What is a medical history report, and how do I obtain mine?

A medical history report is one of a variety of “specialty consumer reports” that compile specific information about consumers beyond credit history. A medical history report lists medical conditions you’ve reported on insurance applications for individual (not group) coverage, test results from medical underwriting exams, smoking history, participation in risky activities such as skydiving and, sometimes, driving records. The report does not include the details of your medical records kept by your health care provider.

The major medical history source is the Medical Information Group (MIB). Request your report by visiting the MIB website, or call 866-692-6901.

You can request your medical history report (and any other credit or specialty reports) at any time—you’re entitled to one free copy of any report once every 12 months. But because the information you provide in your request becomes part of the agency’s database, and because the request process can be inconvenient, you might be better off ordering your report only when you know it might be used. For example, you should order your report if you are applying for private (not group) health, life, long-term care, catastrophic illness or disability insurance, since the information can affect premiums or eligibility for coverage. You may also want to check your report if an employer is doing a background check and has asked for your consent to obtaining medical information. Time your report request so that you have enough time to correct inaccurate information or include an explanation about any item, if necessary.
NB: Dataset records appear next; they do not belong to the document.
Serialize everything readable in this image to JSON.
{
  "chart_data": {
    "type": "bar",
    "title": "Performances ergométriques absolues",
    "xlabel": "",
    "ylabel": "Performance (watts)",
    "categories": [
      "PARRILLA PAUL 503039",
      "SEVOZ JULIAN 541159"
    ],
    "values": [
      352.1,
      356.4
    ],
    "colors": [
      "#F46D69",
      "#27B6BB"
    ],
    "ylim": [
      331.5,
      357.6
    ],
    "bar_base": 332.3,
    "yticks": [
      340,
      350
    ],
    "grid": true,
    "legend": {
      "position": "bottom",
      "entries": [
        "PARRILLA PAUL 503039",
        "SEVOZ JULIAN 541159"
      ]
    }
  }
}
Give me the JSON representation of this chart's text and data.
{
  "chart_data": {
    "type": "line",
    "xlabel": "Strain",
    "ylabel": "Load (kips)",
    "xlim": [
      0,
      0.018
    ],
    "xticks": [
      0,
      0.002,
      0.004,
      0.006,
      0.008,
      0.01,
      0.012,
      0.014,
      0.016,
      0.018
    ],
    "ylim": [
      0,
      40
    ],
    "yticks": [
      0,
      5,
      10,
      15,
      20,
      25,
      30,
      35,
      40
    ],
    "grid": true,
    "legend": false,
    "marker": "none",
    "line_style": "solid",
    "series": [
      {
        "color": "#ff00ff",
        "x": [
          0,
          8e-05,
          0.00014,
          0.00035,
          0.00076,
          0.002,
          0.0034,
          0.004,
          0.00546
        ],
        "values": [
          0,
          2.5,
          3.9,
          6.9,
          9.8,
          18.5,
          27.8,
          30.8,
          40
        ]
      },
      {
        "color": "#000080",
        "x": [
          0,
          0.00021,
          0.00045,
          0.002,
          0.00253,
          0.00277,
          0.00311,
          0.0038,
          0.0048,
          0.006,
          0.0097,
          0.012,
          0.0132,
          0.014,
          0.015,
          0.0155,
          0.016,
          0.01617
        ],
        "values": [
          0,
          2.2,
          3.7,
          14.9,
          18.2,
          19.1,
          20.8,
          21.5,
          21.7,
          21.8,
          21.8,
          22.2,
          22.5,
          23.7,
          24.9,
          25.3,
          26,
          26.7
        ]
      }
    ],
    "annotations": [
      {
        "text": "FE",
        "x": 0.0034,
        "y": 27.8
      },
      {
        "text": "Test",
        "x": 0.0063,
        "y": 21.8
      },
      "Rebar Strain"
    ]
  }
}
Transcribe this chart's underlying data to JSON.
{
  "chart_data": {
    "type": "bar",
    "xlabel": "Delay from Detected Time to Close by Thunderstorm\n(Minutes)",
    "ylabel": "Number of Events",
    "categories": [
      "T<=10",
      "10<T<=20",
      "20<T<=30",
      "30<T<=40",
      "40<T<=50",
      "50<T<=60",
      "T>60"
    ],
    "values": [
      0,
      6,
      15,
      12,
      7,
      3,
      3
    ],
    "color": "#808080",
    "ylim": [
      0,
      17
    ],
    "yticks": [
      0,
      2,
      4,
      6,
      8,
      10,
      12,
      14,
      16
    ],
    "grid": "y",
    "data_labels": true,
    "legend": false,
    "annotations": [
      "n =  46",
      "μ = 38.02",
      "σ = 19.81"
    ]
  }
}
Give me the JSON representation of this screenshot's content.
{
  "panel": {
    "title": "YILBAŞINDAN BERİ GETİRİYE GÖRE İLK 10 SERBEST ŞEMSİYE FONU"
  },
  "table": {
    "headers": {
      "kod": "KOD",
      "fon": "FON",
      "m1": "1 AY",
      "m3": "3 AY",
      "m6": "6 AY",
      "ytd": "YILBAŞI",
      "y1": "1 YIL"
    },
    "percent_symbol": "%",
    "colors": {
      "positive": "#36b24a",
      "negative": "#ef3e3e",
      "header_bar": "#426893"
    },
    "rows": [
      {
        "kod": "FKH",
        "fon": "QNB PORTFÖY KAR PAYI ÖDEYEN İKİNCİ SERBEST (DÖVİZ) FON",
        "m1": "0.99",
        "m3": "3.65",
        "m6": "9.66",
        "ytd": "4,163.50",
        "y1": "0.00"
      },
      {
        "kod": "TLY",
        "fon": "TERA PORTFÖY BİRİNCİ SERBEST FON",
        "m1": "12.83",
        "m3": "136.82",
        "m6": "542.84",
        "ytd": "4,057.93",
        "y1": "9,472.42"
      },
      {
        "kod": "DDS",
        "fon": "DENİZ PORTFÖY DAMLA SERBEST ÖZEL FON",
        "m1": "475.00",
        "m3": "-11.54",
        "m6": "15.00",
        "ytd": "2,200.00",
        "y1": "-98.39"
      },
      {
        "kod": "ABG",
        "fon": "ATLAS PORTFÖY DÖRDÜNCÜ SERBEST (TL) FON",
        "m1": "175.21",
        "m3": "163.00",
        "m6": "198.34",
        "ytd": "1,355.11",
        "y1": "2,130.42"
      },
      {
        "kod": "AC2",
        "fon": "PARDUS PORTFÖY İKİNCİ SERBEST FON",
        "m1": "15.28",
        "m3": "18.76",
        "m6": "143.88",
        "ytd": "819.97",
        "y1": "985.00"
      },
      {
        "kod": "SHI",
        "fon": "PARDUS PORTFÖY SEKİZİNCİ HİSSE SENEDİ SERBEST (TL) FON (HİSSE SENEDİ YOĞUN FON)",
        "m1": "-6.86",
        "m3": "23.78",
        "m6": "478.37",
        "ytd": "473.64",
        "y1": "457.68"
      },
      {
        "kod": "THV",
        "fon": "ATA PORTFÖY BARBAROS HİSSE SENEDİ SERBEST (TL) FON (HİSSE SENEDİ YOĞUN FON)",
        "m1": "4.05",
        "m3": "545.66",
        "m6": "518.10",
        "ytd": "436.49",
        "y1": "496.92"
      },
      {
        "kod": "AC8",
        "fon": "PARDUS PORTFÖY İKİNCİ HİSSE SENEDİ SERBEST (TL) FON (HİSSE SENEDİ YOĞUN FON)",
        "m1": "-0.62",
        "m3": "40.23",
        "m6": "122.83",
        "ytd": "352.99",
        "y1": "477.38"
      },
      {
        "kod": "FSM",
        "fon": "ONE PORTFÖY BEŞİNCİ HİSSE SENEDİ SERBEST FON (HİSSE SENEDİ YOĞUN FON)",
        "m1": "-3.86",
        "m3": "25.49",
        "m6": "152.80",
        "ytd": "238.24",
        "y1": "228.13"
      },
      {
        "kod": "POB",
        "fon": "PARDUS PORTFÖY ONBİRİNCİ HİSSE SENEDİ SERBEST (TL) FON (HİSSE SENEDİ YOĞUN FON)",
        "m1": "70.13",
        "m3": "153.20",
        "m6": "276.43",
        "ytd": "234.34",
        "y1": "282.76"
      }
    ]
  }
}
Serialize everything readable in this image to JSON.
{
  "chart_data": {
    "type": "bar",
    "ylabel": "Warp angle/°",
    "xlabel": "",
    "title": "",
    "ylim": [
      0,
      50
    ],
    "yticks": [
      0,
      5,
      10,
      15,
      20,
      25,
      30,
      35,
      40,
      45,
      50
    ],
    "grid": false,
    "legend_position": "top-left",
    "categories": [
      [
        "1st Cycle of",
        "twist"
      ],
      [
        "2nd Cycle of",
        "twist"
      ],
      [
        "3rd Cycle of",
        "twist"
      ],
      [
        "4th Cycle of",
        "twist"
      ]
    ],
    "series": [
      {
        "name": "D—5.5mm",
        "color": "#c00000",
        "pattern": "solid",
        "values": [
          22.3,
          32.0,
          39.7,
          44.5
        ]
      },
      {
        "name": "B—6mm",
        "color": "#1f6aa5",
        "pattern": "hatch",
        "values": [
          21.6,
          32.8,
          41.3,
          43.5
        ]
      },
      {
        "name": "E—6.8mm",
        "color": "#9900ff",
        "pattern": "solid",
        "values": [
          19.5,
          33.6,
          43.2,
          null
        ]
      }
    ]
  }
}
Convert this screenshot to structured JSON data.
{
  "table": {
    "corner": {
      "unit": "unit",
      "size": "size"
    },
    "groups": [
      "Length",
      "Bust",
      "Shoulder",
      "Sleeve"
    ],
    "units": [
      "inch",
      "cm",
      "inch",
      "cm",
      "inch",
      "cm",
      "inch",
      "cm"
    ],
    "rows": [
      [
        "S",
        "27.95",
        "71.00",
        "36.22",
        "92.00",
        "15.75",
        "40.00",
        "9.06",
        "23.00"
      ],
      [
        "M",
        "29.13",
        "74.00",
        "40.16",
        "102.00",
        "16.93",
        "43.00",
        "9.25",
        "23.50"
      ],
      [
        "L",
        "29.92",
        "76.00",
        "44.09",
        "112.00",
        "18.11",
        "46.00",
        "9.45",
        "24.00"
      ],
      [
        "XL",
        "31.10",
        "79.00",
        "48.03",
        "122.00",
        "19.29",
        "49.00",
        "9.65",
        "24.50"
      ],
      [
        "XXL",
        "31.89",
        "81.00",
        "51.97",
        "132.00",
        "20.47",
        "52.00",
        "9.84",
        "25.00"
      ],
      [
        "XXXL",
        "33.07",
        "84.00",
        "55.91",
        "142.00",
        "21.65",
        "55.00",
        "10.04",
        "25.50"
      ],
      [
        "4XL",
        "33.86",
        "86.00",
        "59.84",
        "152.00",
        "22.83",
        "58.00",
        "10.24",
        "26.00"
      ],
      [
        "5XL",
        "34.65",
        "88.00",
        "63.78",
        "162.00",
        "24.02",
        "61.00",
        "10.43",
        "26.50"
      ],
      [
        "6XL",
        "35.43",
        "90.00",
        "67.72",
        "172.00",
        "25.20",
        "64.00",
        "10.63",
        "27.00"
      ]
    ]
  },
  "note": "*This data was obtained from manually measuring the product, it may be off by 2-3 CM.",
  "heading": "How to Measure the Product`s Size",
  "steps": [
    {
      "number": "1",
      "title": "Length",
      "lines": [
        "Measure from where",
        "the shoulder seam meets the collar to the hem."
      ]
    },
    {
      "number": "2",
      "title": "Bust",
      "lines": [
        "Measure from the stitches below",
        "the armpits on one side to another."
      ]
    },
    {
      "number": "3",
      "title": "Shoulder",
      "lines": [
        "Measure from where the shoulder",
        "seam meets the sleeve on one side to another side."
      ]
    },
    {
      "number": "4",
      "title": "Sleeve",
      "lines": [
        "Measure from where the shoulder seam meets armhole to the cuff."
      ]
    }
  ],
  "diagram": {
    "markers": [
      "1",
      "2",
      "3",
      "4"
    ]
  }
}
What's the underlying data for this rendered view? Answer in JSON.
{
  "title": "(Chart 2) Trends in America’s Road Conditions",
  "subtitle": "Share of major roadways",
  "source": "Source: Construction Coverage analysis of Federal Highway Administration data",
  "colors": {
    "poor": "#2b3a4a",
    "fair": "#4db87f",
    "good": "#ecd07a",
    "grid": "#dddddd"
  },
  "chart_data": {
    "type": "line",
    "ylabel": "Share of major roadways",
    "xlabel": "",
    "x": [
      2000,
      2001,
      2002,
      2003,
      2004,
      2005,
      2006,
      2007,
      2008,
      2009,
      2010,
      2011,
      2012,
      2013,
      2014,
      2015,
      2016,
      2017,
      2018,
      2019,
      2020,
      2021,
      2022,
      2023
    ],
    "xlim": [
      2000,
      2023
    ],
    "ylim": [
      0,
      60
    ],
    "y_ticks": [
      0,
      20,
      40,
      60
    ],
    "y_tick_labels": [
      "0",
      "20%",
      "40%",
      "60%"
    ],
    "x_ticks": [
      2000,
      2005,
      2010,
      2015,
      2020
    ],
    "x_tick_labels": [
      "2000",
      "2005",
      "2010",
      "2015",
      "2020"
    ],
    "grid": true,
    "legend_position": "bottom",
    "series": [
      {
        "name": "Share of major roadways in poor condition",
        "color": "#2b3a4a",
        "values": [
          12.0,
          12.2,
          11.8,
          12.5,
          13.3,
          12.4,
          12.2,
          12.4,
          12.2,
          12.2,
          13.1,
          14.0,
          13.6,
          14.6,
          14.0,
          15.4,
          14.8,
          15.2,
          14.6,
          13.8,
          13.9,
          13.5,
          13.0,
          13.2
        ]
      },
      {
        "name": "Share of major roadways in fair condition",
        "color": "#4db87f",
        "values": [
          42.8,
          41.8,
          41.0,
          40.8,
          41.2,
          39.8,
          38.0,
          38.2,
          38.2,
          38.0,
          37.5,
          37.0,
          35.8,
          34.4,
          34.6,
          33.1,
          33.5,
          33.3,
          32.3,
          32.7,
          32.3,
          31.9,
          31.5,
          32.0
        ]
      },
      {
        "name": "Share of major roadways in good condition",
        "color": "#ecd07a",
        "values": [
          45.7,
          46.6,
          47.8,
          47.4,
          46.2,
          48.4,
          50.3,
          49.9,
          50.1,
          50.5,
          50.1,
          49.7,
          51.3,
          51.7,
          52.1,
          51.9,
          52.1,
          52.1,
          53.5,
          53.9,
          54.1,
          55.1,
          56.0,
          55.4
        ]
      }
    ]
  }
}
If you have not applied for an individual life, health, long-term care, catastrophic illness or disability policy during the last seven years, you will not have an MIB report.

Your permission is required before anyone can access your medical information. Though you have the option to deny access, the reality is your application could be rejected if you don’t consent.

If you’re checking your medical history report, you may also want to check your prescription history reports. These include information about medications you’ve used over the past five years, dosages, refills and physician visits. Like the medical history report, prescription reports are most commonly used by insurance companies evaluating applicants for private coverage.